Jason Barr

Posted on May 24, 2023 • Updated on Jun 11, 2023

Create Your Own Programming Language 1: Numbers

#programminglanguages #compilers #interpreters #javascript

In today's post we're going to scaffold out the compiler for Wanda and add numbers to the language.

Numbers will be represented by the JavaScript number type, which is a 64-bit floating point number.

Floating Point Numbers vs. Decimals

If you're not sure what that means, here's the tl;dr: the convention in regular use is to use decimal numbers, i.e. base 10. Computers can only deal with binary numbers, i.e. base 2. That means the numeral 10 in decimal means 10, whereas the numeral 10 in binary means 2.

Floating point numbers are a standard form used for representing decimal numbers in a computer's memory that deal with the issues that come with trying to convert base 10 numbers to base 2 numbers.

That means floating point numbers don't always work the exact same way as the decimals you're used to. For example, in decimal numbers 0.1 * 3 always equals 0.3. With floating point numbers, 0.1 * 3 is almost but not quite equal to 0.3 due to differences between rounding decimal numbers vs. rounding binary numbers.

To be exact, in floating point numbers 0.1 * 3 is 0.30000000000000004.

Some languages abstract these differences away by using BigDecimal numbers, but that would take away from our basic goal which is just to implement a language so we're not going to do it with Wanda. We'll stick to regular, old JavaScript numbers.

I am working on another language that does use BigDecimals, and I'll update you when there's something to show with that.

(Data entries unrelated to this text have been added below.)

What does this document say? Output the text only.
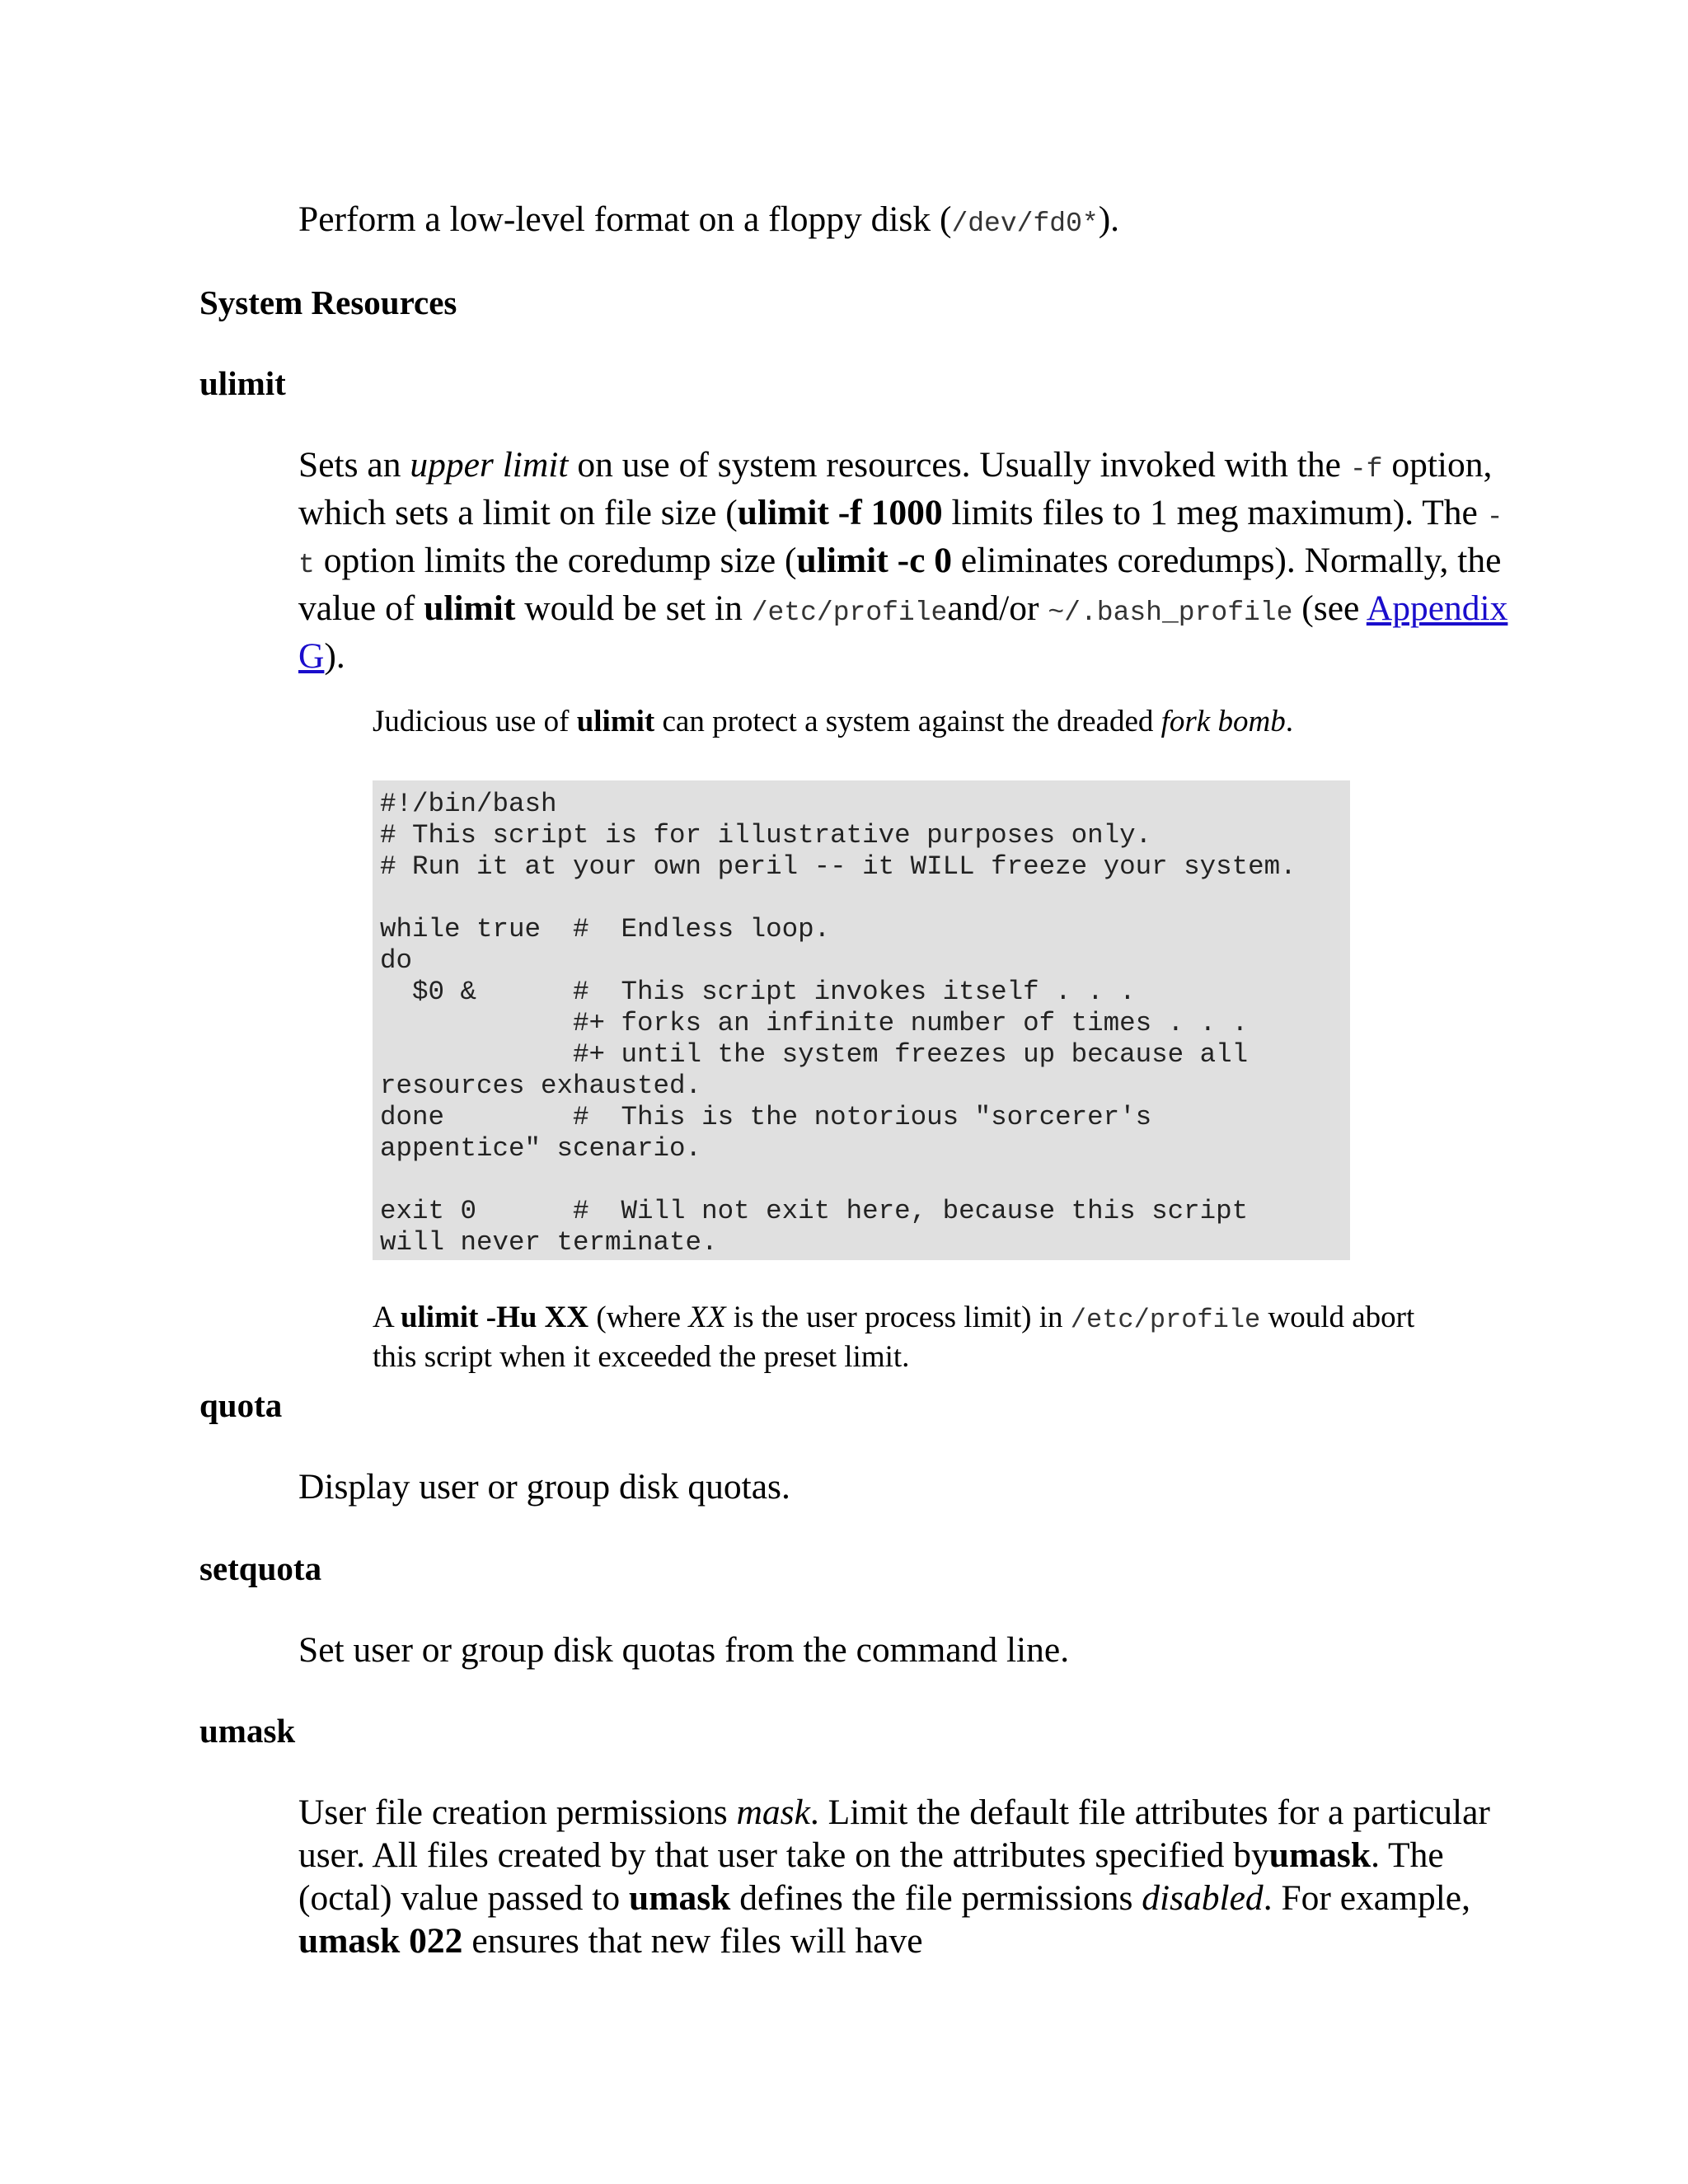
Perform a low-level format on a floppy disk (/dev/fd0*).

System Resources
ulimit

Sets an upper limit on use of system resources. Usually invoked with the -f option, which sets a limit on file size (ulimit -f 1000 limits files to 1 meg maximum). The -t option limits the coredump size (ulimit -c 0 eliminates coredumps). Normally, the value of ulimit would be set in /etc/profileand/or ~/.bash_profile (see Appendix G).

Judicious use of ulimit can protect a system against the dreaded fork bomb.

#!/bin/bash
# This script is for illustrative purposes only.
# Run it at your own peril -- it WILL freeze your system.

while true  #  Endless loop.
do
$0 &      #  This script invokes itself . . .
#+ forks an infinite number of times . . .
#+ until the system freezes up because all
resources exhausted.
done        #  This is the notorious "sorcerer's
appentice" scenario.

exit 0      #  Will not exit here, because this script
will never terminate.

A ulimit -Hu XX (where XX is the user process limit) in /etc/profile would abort this script when it exceeded the preset limit.

quota

Display user or group disk quotas.

setquota

Set user or group disk quotas from the command line.

umask

User file creation permissions mask. Limit the default file attributes for a particular user. All files created by that user take on the attributes specified byumask. The (octal) value passed to umask defines the file permissions disabled. For example, umask 022 ensures that new files will have
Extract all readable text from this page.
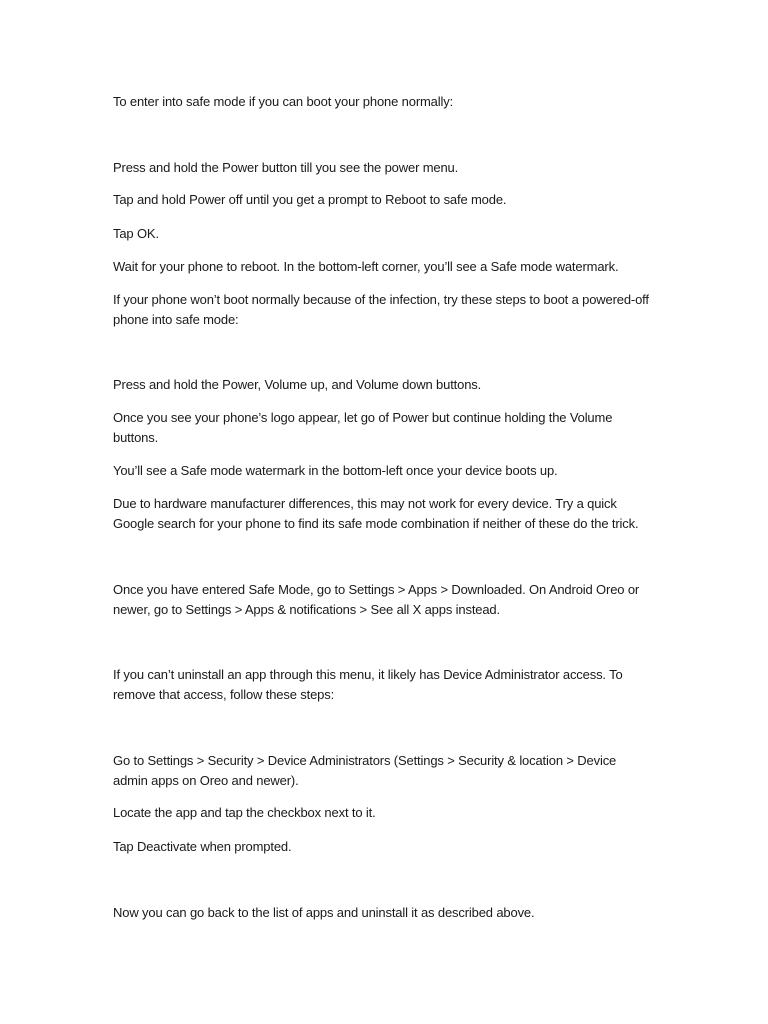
To enter into safe mode if you can boot your phone normally:

Press and hold the Power button till you see the power menu.

Tap and hold Power off until you get a prompt to Reboot to safe mode.

Tap OK.

Wait for your phone to reboot. In the bottom-left corner, you’ll see a Safe mode watermark.

If your phone won’t boot normally because of the infection, try these steps to boot a powered-off phone into safe mode:

Press and hold the Power, Volume up, and Volume down buttons.

Once you see your phone’s logo appear, let go of Power but continue holding the Volume buttons.

You’ll see a Safe mode watermark in the bottom-left once your device boots up.

Due to hardware manufacturer differences, this may not work for every device. Try a quick Google search for your phone to find its safe mode combination if neither of these do the trick.

Once you have entered Safe Mode, go to Settings > Apps > Downloaded. On Android Oreo or newer, go to Settings > Apps & notifications > See all X apps instead.

If you can’t uninstall an app through this menu, it likely has Device Administrator access. To remove that access, follow these steps:

Go to Settings > Security > Device Administrators (Settings > Security & location > Device admin apps on Oreo and newer).

Locate the app and tap the checkbox next to it.

Tap Deactivate when prompted.

Now you can go back to the list of apps and uninstall it as described above.
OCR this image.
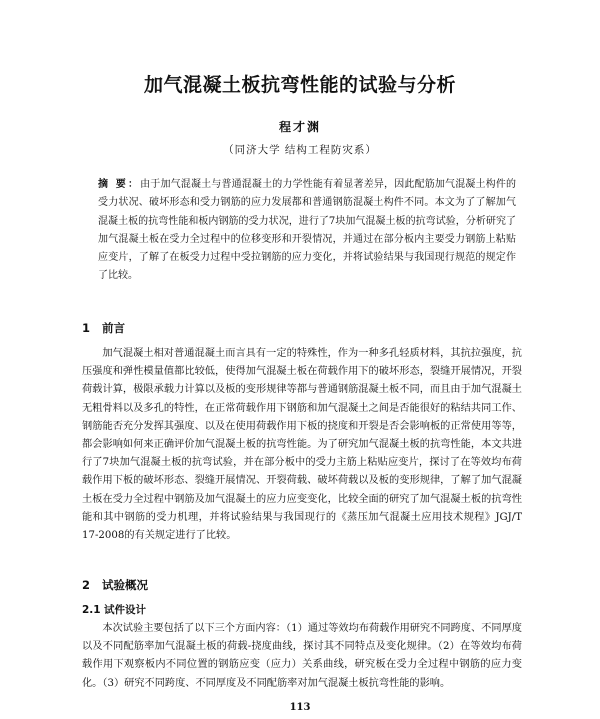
加气混凝土板抗弯性能的试验与分析
程才渊
（同济大学 结构工程防灾系）
摘 要：由于加气混凝土与普通混凝土的力学性能有着显著差异，因此配筋加气混凝土构件的受力状况、破坏形态和受力钢筋的应力发展都和普通钢筋混凝土构件不同。本文为了了解加气混凝土板的抗弯性能和板内钢筋的受力状况，进行了7块加气混凝土板的抗弯试验，分析研究了加气混凝土板在受力全过程中的位移变形和开裂情况，并通过在部分板内主要受力钢筋上粘贴应变片，了解了在板受力过程中受拉钢筋的应力变化，并将试验结果与我国现行规范的规定作了比较。
1 前言

加气混凝土相对普通混凝土而言具有一定的特殊性，作为一种多孔轻质材料，其抗拉强度，抗压强度和弹性模量值都比较低，使得加气混凝土板在荷载作用下的破坏形态，裂缝开展情况，开裂荷载计算，极限承载力计算以及板的变形规律等都与普通钢筋混凝土板不同，而且由于加气混凝土无粗骨料以及多孔的特性，在正常荷载作用下钢筋和加气混凝土之间是否能很好的粘结共同工作、钢筋能否充分发挥其强度、以及在使用荷载作用下板的挠度和开裂是否会影响板的正常使用等等，都会影响如何来正确评价加气混凝土板的抗弯性能。为了研究加气混凝土板的抗弯性能，本文共进行了7块加气混凝土板的抗弯试验，并在部分板中的受力主筋上粘贴应变片，探讨了在等效均布荷载作用下板的破坏形态、裂缝开展情况、开裂荷载、破坏荷载以及板的变形规律，了解了加气混凝土板在受力全过程中钢筋及加气混凝土的应力应变变化，比较全面的研究了加气混凝土板的抗弯性能和其中钢筋的受力机理，并将试验结果与我国现行的《蒸压加气混凝土应用技术规程》JGJ/T 17-2008的有关规定进行了比较。

2 试验概况
2.1 试件设计

本次试验主要包括了以下三个方面内容：（1）通过等效均布荷载作用研究不同跨度、不同厚度以及不同配筋率加气混凝土板的荷载-挠度曲线，探讨其不同特点及变化规律。（2）在等效均布荷载作用下观察板内不同位置的钢筋应变（应力）关系曲线，研究板在受力全过程中钢筋的应力变化。（3）研究不同跨度、不同厚度及不同配筋率对加气混凝土板抗弯性能的影响。

113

The Stages of Our Compiler

To recap the intro article, the compiler has several parts. Our compiler will have the following stages as it transforms a string of Wanda source code into its JavaScript output:

Lexing
Reading (producing an s-expression tree)
Expanding
Parsing (producing an Abstract Syntax Tree (AST))
Desugaring
Emitting

Note that later in the series we'll also add a stage for semantic analysis after the parsing stage.

In addition to compiling numbers, we're also going to start building out a CLI interface to the compiler with a REPL (Read-Eval-Print Loop) that will allow us to compile and evaluate code in a single step.

Most of the heavy lifting today will be done in the lexing phase, reading numbers from the text input into tokens. In fact, the expanding and desugaring phases won't do anything at all; they'll just take their input data structure and return it straight away. I'm just including them now so we don't have to add them to the pipeline later.

Project Setup

I use Prettier for code formatting, with the most basic .prettierrc config possible:

{}

You can run npm init if you want to initialize the project as a package. I have mine scoped to my name, @jasonsbarr/wanda. Note that I'm using Node v20.0.0, but you shouldn't need a brand new version of Node for the code to work.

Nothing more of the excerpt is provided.